Insuficiencia Cardiaca Congestiva Crónica
en Atención primaria
Conceptos
y principales causas
En el año 1980 Braunwald definió la ICCC como la "situación
en la que el corazón es incapaz de mantener un volumen minuto
adecuado en relación con los requerimientos metabólicos
tisulares y el retorno venoso".
Más recientemente, teniendo en cuenta los nuevos aspectos fisiopatológicos
que inciden en la activación de diferentes mecanismos compensadores
neurohormonales (activación adrenérgica y del eje renina-angiotensina-aldosterona),
la ICCC puede definirse como un "síndrome clínico
que engloba un conjunto de síntomas y signos físicos secundarios
a una alteración de la función ventricular, válvulas
cardíacas y/o condiciones de carga de los ventrículos,
que se acompaña de alteraciones hemodinámicas, neurohormonales,
bioquímicas y estructurales celulares".
Por último, contemplando criterios estrictamente clínicos,
la ICCC puede definirse como un "síndrome caracterizado
por la presencia de síntomas y signos de hipertensión
venosa pulmonar (disnea), sistémica (edemas) y/o de bajo gasto
cardíaco (fatigabilidad), atribuibles a una disfunción
mecánica del corazón objetivada por ecocardiografía
u otro método de diagnóstico por la imagen".
En la actualidad, la definición más aceptada de la ICCC
comprende la observación de alteraciones en la estructura o función
cardíaca, así como la existencia de síntomas o
signos clínicos (disnea, fatigabilidad, intolerancia al ejercicio,
retención hídrica), en presencia o no de tratamiento farmacológico.
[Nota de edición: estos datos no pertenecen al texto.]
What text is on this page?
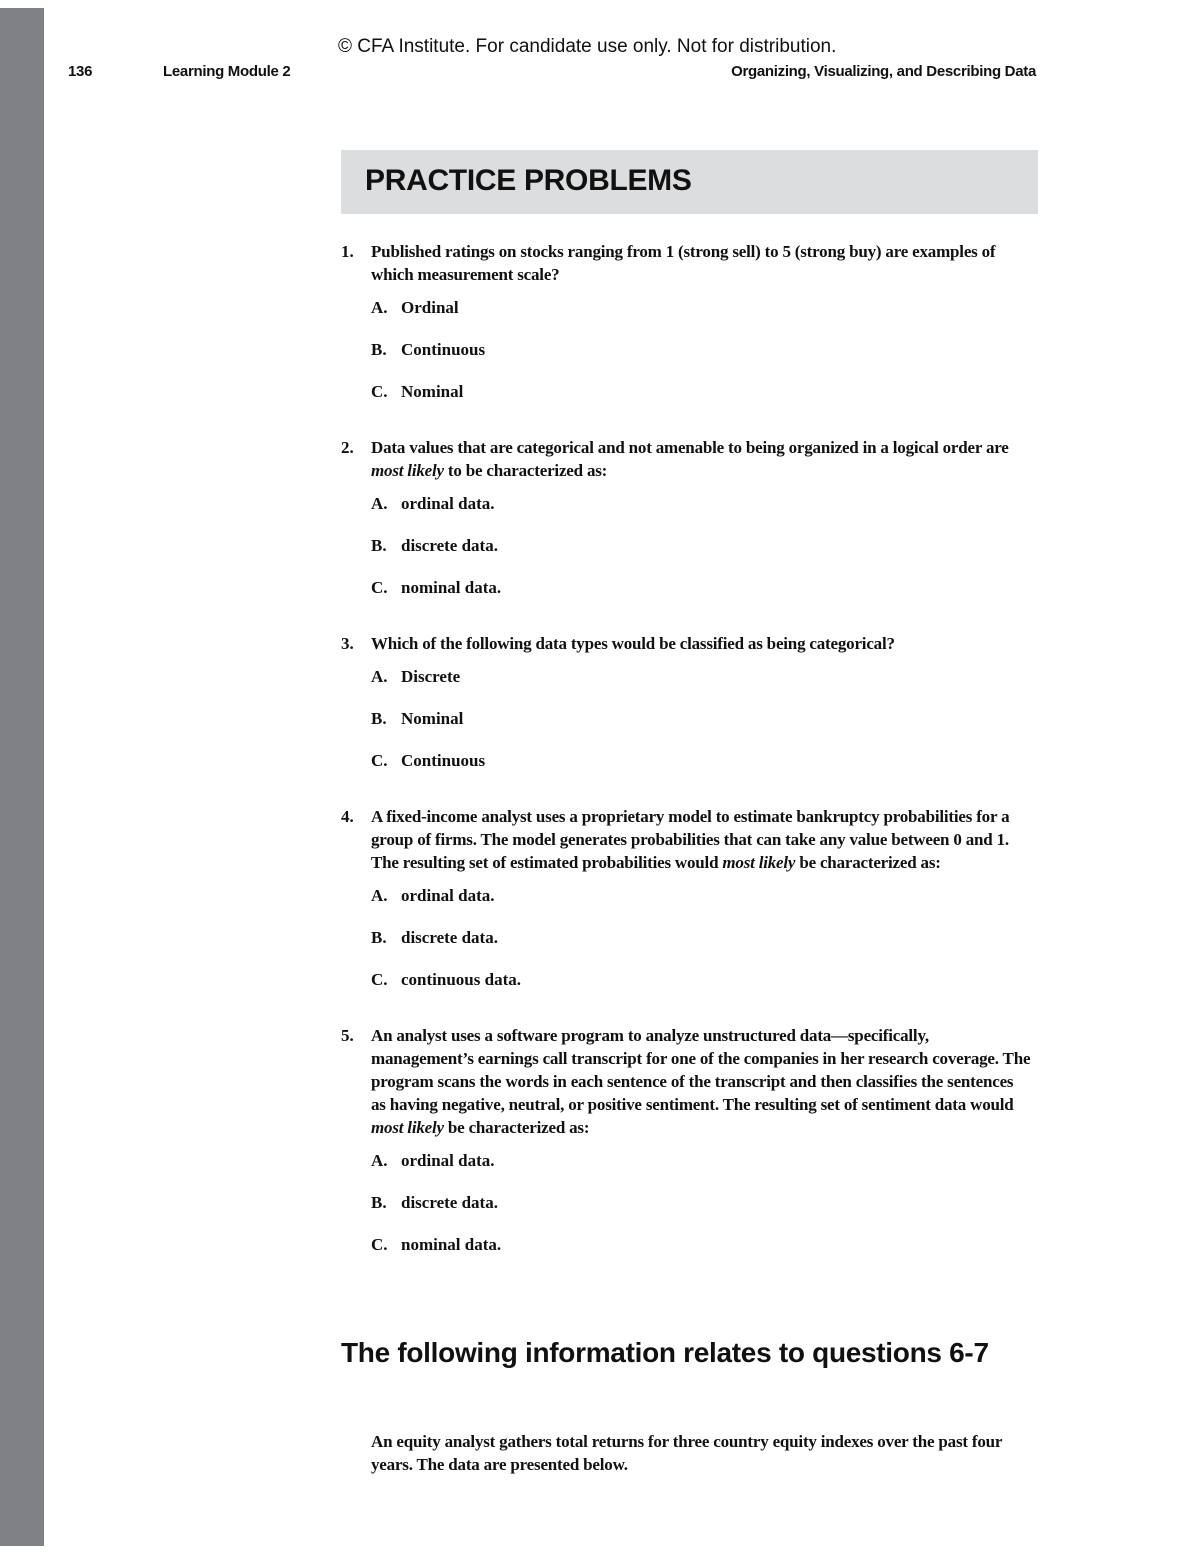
© CFA Institute. For candidate use only. Not for distribution.
136	Learning Module 2	Organizing, Visualizing, and Describing Data
PRACTICE PROBLEMS
1.	Published ratings on stocks ranging from 1 (strong sell) to 5 (strong buy) are examples of which measurement scale?
A. Ordinal
B. Continuous
C. Nominal
2.	Data values that are categorical and not amenable to being organized in a logical order are most likely to be characterized as:
A. ordinal data.
B. discrete data.
C. nominal data.
3.	Which of the following data types would be classified as being categorical?
A. Discrete
B. Nominal
C. Continuous
4.	A fixed-income analyst uses a proprietary model to estimate bankruptcy probabilities for a group of firms. The model generates probabilities that can take any value between 0 and 1. The resulting set of estimated probabilities would most likely be characterized as:
A. ordinal data.
B. discrete data.
C. continuous data.
5.	An analyst uses a software program to analyze unstructured data—specifically, management’s earnings call transcript for one of the companies in her research coverage. The program scans the words in each sentence of the transcript and then classifies the sentences as having negative, neutral, or positive sentiment. The resulting set of sentiment data would most likely be characterized as:
A. ordinal data.
B. discrete data.
C. nominal data.
The following information relates to questions 6-7
An equity analyst gathers total returns for three country equity indexes over the past four years. The data are presented below.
En la ICCC se generan cambios fisiopatológicos que originan anormalidades
en la sístole y diástole cardíacas. De este modo,
mientras que en la disfunción sistólica se observa un
defecto en la función contráctil con reducción
de la fracción de eyección del ventrículo izquierdo
(FEVI), en la disfunción diastólica se evidencia una alteración
en la relajación del ventrículo izquierdo (VI) con mal
llenado ventricular y FEVI conservada. La diferenciación de estas
dos entidades es fundamental, ya que sus manifestaciones clínicas,
sus hallazgos físicos, las opciones de tratamiento y el pronóstico
son distintos en cada una de ellas.
Las principales causas de la disfunción sistólica son
la enfermedad coronaria con infarto previo, la miocardiopatía
dilatada idiopática o tóxica (alcohólica), las
enfermedades valvulares con dilatación y disfunción del
VI, y los estadios finales de la cardiopatía hipertensiva.
Sin embargo, las causas más frecuentes de la disfunción
diastólica son la hipertrofia del VI (relacionada casi siempre
con la HTA), la isquemia miocárdica, miocardiopatía hipertrófica,
pericarditis constrictiva, insuficiencia renal crónica, estenosis
aórtica, regurgitación mitral e incluso las secuelas normales
de la edad avanzada.
En resumen, tras la CI y la HTA (en los estudios europeos la CI es la
causa más frecuente y en los norteamericanos lo es la HTA), las
causas más frecuentes son la miocardiopatía dilatada,
con especial atención en nuestro medio a la de etiología
alcohólica, y las valvulopatías degenerativas, fundamentalmente
la estenosis aórtica en personas ancianas, la cual origina una
sobrecarga de presión del VI que es corregible quirúrgicamente.